Rohan Lightfoot, a director at Mediavest Manchester, also believes Kerrang’s success may have been a factor in XFM’s win, however he doesn’t forecast it being easy to emulate Kerrang’s achievements. “In order to succeed commercially XFM has to attract a wider audience than the Manchester Music Mafia. Kerrang! has proved what rock fans already know, which is that a rock station can attract an affluent audience that spans a number of age groups from young hardcore live music fans through to aged dad rockers worrying about their Bon Jovi tickets for Wembley.
“There was clearly a massive void in the Manchester market for a station with the music remit that XFM could offer, but that doesn’t mean that’s what they will offer. The London station has never quite delivered the volume of audience to which it aspires and it won’t be any easier in Manchester if they get the music wrong.”
However, Chalmers believes the choice of XFM was a natural one and should prove successful given the musical ancestry of both XFM and Manchester. “XFM has its heritage deeply rooted in strong guitar-based music. If ever there was a brand match made in heaven it surely has to be XFM and the city of Manchester. Manchester has played a huge role in the development of British music over the last 20 years. XFM is the natural vehicle for this talent and was thus an appropriate choice for this licence.”
Initial feedback has reportedly been very positive, which will be music to the ears for media buyers and planners. Claire Garner, head of radio for MediaCom North, said: “The station sounds brilliant and delivers a real alternative to the listeners of Manchester. It’s great to have a station that really focuses on the city and the music it has produced and influenced. I think most of the stations in Manchester will be more than a little concerned about the effect it will have on their audiences.”
Mick Style, managing director of Mediaedge:cia, agrees wholeheartedly. He remarked: “The station sounds great on air and judging by the coach-loads of London media buyers at their launch party it should be a firm favourite amongst media buyers, which always helps the station’s potential.”
Chalmers reports that initial ad sales have been very encouraging for the station. “Initial ad sales have been very strong as advertisers look to hook into the excitement and feel-good spirit that has dominated the launch of this station.
“Advertisers are increasingly looking to buy into brands and the attitudinal attributes that this environment offers them. XFM provides an audience that is non-mainstream, upmarket, and increasingly credible. With a strong presence in London, Manchester and Scotland, advertisers are now in a position to buy into these values on a national scale.”

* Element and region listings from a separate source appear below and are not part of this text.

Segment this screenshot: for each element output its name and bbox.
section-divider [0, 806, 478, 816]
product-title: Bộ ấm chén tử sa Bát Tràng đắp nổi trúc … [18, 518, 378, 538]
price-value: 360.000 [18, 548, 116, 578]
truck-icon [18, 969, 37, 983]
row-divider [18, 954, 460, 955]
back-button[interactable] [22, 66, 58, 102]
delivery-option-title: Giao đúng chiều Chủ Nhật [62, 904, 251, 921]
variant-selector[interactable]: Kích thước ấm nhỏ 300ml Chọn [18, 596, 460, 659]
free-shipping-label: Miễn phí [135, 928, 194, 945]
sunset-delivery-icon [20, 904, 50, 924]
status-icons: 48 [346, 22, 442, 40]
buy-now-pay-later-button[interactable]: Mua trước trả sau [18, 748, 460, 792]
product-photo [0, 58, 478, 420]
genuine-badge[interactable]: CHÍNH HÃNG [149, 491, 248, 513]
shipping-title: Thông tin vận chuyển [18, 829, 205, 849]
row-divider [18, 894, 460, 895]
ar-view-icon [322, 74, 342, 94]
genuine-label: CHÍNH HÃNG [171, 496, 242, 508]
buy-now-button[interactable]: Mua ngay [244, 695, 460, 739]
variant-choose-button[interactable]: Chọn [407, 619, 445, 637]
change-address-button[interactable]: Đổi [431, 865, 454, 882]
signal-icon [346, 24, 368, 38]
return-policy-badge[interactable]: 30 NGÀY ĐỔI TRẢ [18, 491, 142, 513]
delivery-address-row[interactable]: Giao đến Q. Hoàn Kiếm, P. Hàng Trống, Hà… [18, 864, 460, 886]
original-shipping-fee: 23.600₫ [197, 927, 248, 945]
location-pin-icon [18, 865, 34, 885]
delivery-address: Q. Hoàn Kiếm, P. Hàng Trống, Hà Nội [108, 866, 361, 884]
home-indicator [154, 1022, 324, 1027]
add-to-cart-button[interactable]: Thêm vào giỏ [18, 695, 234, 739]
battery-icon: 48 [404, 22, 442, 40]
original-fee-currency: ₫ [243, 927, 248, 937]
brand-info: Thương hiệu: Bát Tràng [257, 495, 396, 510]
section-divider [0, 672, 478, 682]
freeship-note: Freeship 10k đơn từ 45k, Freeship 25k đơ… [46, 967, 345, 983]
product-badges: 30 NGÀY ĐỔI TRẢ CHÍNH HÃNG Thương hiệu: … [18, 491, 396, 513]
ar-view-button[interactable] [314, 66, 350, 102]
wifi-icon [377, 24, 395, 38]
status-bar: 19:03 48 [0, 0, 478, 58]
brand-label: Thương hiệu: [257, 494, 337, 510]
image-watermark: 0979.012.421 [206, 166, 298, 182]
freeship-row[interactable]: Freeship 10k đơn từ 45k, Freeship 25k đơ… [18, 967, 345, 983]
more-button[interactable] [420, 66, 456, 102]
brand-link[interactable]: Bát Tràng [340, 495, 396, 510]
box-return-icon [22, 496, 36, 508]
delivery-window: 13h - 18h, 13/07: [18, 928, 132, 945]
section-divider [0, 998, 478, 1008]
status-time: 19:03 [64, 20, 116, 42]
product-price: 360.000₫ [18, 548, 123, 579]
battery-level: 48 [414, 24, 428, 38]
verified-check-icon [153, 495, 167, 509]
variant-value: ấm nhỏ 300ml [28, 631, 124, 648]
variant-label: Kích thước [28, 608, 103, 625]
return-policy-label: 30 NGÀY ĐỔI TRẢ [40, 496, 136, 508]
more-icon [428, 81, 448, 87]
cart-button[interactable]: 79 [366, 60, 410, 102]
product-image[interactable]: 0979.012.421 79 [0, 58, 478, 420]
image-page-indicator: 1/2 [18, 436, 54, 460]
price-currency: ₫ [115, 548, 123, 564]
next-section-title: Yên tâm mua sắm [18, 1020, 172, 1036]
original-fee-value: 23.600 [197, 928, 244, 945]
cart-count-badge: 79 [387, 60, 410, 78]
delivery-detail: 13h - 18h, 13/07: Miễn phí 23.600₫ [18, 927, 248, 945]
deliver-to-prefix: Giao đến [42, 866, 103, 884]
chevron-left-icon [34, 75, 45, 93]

As well as catering for a largely untapped market within the city, XFM will be looking to steal listeners from other stations; namely the BBC. MediaCom North board director Paul Gibbon, who works on the firm’s broadcast accounts, said he and the team “...fully expect the station to arrest the flow of commercial audience over to the Beeb.”
Likewise, Style commented: “Few commercial radio station launches succeed in denting the BBC’s leadership in radio listenership. However, we do believe that XFM Manchester does have the ability to shave listeners off the BBC. It has a strong local feel, a music policy which has become more mainstream in appeal and in Paul Tonkinson, a personality who could well draw listenership from Chris Moyles!”
It’ll take time to see whether BBC Radio One’s dominance will take a hit as a result of XFM’s arrival, however there’s no doubting that XFM does diversify the offering in the city. The popularity of the music style on the station’s playlist, particularly in Manchester, should ensure that it finds an audience that advertisers will be delighted to be able to reach and media buyers keen to utilise.